Another tasty trick: use yogurt, Cat said, as a savory substitute for sour cream.
But what if you love the flavor of cheese? Cat returned to the risotto example.
“Finish it with a little Parmesan cheese to give it that nice, cheesy flavor, but it doesn't have to be a whole cup. That's the problem with our generation,” she mused. “We think, a half a cup's good but a whole cup's even better. Well, no. You don't have to have that to make a dish taste great.”
Cat said knowing which tastes work well together is also key to making satisfying substitutions.

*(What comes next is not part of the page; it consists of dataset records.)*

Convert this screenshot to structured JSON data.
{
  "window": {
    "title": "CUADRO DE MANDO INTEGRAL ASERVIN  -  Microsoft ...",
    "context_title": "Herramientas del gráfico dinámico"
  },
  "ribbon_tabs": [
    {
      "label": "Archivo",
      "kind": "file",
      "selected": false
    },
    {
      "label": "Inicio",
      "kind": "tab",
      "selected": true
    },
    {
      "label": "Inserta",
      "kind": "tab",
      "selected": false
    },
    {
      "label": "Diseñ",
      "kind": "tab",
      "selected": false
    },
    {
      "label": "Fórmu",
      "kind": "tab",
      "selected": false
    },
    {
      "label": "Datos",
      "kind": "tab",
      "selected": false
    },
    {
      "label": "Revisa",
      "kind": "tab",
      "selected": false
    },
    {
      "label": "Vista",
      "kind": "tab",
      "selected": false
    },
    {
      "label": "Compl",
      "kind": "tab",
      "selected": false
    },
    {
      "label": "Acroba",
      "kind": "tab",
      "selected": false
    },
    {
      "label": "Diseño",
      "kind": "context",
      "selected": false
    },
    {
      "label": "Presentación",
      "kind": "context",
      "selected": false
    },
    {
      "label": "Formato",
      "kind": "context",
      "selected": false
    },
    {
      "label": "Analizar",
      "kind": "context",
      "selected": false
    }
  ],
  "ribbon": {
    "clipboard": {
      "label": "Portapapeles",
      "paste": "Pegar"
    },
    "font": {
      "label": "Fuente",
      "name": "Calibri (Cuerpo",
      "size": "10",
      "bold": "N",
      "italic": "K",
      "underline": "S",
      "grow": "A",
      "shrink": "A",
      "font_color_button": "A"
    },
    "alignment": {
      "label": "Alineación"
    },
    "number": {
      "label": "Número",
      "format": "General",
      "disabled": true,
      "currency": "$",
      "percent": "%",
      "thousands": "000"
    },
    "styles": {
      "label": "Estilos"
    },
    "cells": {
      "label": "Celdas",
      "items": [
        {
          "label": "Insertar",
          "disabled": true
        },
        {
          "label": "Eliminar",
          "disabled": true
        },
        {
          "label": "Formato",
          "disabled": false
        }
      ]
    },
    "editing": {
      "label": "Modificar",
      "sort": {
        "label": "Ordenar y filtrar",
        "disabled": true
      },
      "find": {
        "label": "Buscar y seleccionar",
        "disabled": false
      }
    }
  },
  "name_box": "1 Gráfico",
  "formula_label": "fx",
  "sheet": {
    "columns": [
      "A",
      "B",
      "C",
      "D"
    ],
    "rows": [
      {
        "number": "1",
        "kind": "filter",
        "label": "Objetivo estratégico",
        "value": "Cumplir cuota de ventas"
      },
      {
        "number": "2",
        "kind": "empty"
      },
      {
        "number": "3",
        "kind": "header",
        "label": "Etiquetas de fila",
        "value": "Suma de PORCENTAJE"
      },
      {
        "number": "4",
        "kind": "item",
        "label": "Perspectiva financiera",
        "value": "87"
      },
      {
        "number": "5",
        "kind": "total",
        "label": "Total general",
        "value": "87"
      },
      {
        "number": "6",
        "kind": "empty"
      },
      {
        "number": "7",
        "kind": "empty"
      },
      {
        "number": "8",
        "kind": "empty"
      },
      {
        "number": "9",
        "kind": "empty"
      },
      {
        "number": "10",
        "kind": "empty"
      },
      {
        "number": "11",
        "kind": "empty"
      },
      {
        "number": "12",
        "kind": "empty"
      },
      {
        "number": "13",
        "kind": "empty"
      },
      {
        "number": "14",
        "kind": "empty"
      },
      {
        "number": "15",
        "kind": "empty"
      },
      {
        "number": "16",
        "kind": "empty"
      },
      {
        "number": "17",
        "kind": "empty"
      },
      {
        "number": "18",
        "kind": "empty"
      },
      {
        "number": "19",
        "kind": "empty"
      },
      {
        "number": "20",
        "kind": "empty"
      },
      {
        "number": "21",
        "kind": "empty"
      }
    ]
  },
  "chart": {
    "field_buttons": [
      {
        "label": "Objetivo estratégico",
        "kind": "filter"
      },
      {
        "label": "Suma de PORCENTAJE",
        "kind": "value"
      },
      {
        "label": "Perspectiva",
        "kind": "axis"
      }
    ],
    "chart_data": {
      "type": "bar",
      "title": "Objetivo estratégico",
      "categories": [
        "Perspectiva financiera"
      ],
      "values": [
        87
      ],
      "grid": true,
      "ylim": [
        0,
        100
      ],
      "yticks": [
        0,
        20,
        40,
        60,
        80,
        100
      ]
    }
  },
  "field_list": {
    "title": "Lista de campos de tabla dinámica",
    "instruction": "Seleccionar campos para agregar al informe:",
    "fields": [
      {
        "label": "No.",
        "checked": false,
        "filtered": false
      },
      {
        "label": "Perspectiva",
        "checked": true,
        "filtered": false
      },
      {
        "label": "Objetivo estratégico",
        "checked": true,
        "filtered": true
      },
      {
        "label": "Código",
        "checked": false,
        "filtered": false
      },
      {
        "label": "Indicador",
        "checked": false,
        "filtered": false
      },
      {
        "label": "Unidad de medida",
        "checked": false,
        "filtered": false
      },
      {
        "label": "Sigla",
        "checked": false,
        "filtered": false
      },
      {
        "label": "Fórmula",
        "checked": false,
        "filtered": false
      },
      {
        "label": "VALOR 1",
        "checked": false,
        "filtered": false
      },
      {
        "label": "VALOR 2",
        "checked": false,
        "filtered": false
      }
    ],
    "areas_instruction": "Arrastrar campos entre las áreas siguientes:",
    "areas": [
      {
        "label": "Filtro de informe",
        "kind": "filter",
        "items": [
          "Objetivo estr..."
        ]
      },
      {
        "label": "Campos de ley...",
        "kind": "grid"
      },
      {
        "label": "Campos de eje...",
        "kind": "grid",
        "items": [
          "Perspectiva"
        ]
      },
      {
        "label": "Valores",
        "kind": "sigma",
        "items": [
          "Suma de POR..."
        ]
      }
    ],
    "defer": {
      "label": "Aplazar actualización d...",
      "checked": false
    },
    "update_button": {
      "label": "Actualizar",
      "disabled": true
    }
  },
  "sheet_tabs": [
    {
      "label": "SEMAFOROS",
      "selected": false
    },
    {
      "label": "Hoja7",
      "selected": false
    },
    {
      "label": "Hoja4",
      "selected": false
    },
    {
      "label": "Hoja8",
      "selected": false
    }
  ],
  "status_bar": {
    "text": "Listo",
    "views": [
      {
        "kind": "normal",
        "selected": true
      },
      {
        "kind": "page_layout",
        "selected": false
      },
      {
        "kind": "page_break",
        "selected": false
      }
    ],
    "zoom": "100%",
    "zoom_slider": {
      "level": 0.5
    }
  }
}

“Knowing the techniques of cooking, you can really make things taste phenomenal,” she said. “An egg-white omelet tastes different from a full-egg omelet, but it still tastes delicious if you add sun-dried tomatoes and feta cheese, a little spinach,” she explained. “It's giving that flavor boost that can be so amazing.”
Feta cheese was another lower-fat staple of the flavorful Greek cuisine Cat refers to as “my soul food.” As a teen, Cat, born Catherine, aspired to open her own Greek restaurant as her father and grandfather had done. After college, she got valuable culinary career advice from Julia Child, whom she met at a book-signing and then several more times before the acclaimed chef passed away in 2004.
“She was a wonderful role model,” Cat recalled, adding that Meryl Streep's portrayal of her mentor in the movie Julie & Julia was “true to form.”
Cat followed the real Julia's advice to enroll at the Culinary Institute of America in Hyde Park, New York. Apprenticeships in the US and Europe followed.
After making her way to California, Cat landed her first television role as co-host of Food Network's Melting Pot with Rocco Di Spirito in 1999. In 2005, she became the first female Iron Chef in the franchise's history.
These days, when she's not battling other world-class chefs to maintain her kitchen supremacy, she's facing down a foe that threatens her four young sons: junk food. It's a campaign she's definitely winning.
“My kids have never had fast food,” Cat reported. It's a decision for which she's happy to assume full responsibility, as she believes all parents should. “The parents have a choice to do that or not,” she said. “The kids are not going to the grocery store to shop; the kids are not driving themselves through fast food chains.” She summed up her attitude toward her sons' eating habits as follows: “When you're old enough to drive and you're out of my sight, and there's nothing I can do about it, then it's up to you. But right now, I'm making the choices.”